The Praslin National Park and surrounding areas Important Bird Area lies in the southern part of the island of Praslin in the Seychelles archipelago of the western Indian Ocean.

==Description==
The 700 ha Important Bird Area (IBA) extends from sea-level to the highest point of the island at an elevation of 367 m. It includes the 330 ha Praslin National Park as well as additional land to the south-east. The hill-slopes of the site are mainly covered by mixed secondary forest containing a high proportion of native plants, notably all six of Seychelles’ endemic palm species.

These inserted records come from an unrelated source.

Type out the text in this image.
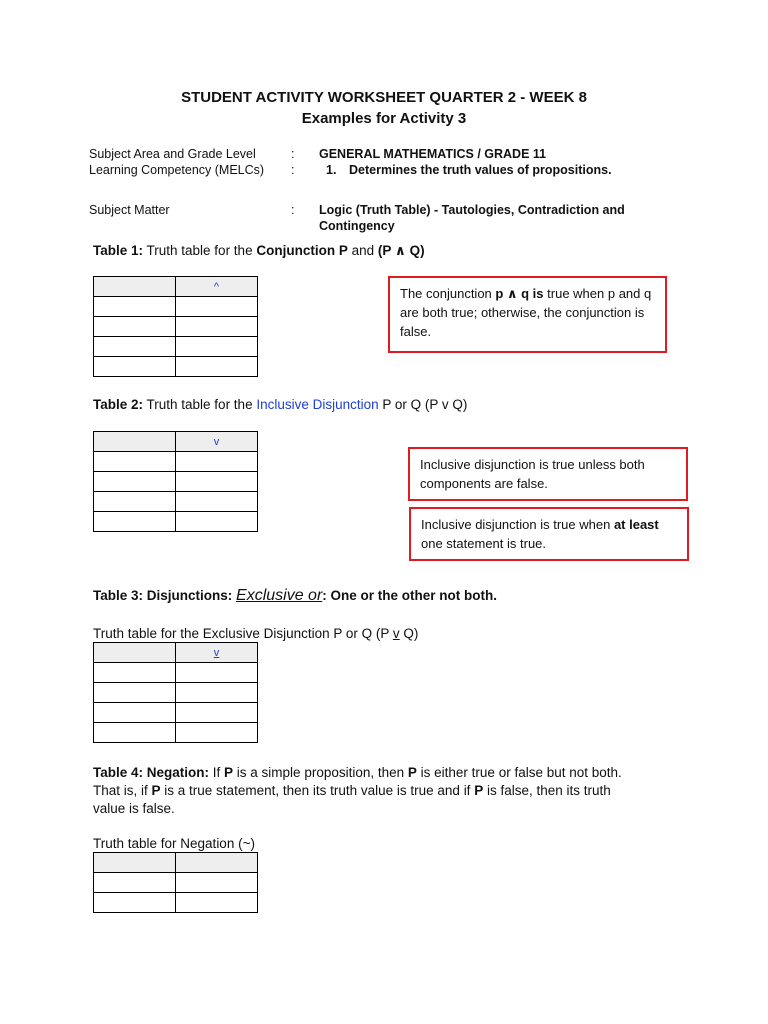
STUDENT ACTIVITY WORKSHEET QUARTER 2 - WEEK 8
Examples for Activity 3
Subject Area and Grade Level	: GENERAL MATHEMATICS / GRADE 11
Learning Competency (MELCs) :	1. Determines the truth values of propositions.
Subject Matter	: Logic (Truth Table) - Tautologies, Contradiction and
Contingency
Table 1: Truth table for the Conjunction P and (P ∧ Q)
	^

		The conjunction p ∧ q is true when p and q are both true; otherwise, the conjunction is false.
Table 2: Truth table for the Inclusive Disjunction P or Q (P v Q)
	v

Inclusive disjunction is true unless both components are false.
Inclusive disjunction is true when at least one statement is true.
Table 3: Disjunctions: Exclusive or: One or the other not both.
Truth table for the Exclusive Disjunction P or Q (P v Q)
	v

Table 4: Negation: If P is a simple proposition, then P is either true or false but not both.
That is, if P is a true statement, then its truth value is true and if P is false, then its truth
value is false.
Truth table for Negation (~)
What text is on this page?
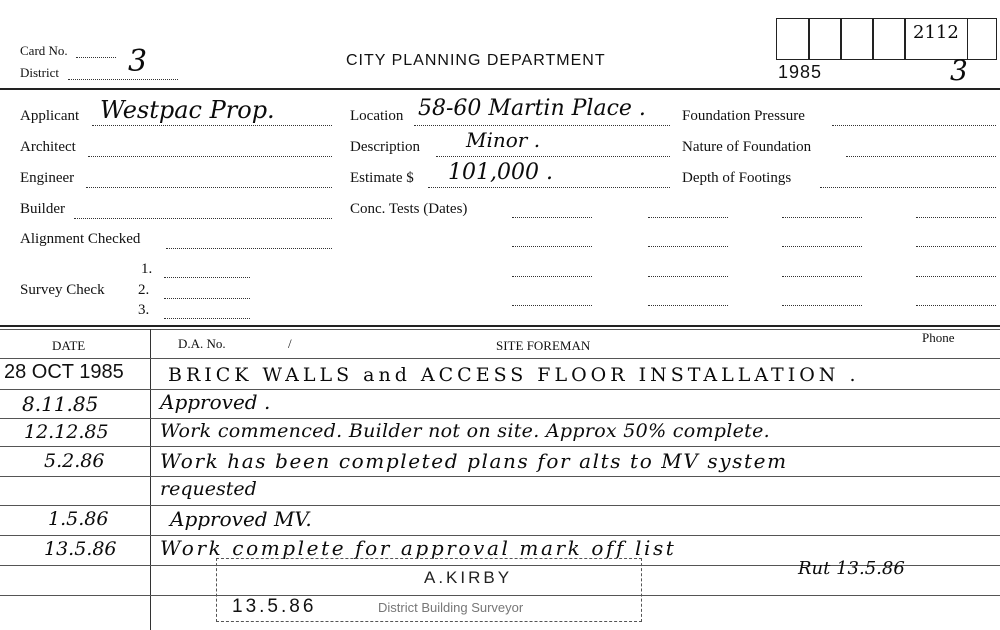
Card No.
District 3	CITY PLANNING DEPARTMENT
2112
1985	3
Applicant Westpac Prop.
Architect
Engineer
Builder
Alignment Checked
1.
Survey Check 2.
3.
Location 58-60 Martin Place .
Description Minor .
Estimate $ 101,000 .
Conc. Tests (Dates)
Foundation Pressure
Nature of Foundation
Depth of Footings
DATE	D.A. No.	/	SITE FOREMAN
Phone
28 OCT 1985 BRICK WALLS and ACCESS FLOOR INSTALLATION .
8.11.85	Approved .
12.12.85	Work commenced. Builder not on site. Approx 50% complete.
5.2.86	Work has been completed plans for alts to MV system
requested
1.5.86	Approved MV.
13.5.86 Work complete for approval mark off list
A.KIRBY
13.5.86	District Building Surveyor
Rut 13.5.86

It includes the palm forest of the World Heritage listed Vallée de Mai, as well as many small streams and waterfalls. The south-eastern part of the site is drier, characterised by boulders and caves amongst scrub vegetation.

===Fauna===
The site was identified as an IBA by BirdLife International because it supports populations of Seychelles kestrels, Seychelles blue pigeons, Seychelles swiftlets, Seychelles bulbuls and Seychelles sunbirds. Reptiles and amphibians found at the site include the Seychelle Islands tree frog, six caecilians, four geckos, two skinks and two snakes, all of which are endemic. Hawksbill turtles nest on the beaches and green turtles feed along the coast. Most of the Praslin population of the Seychelles fruit bat roosts in the IBA.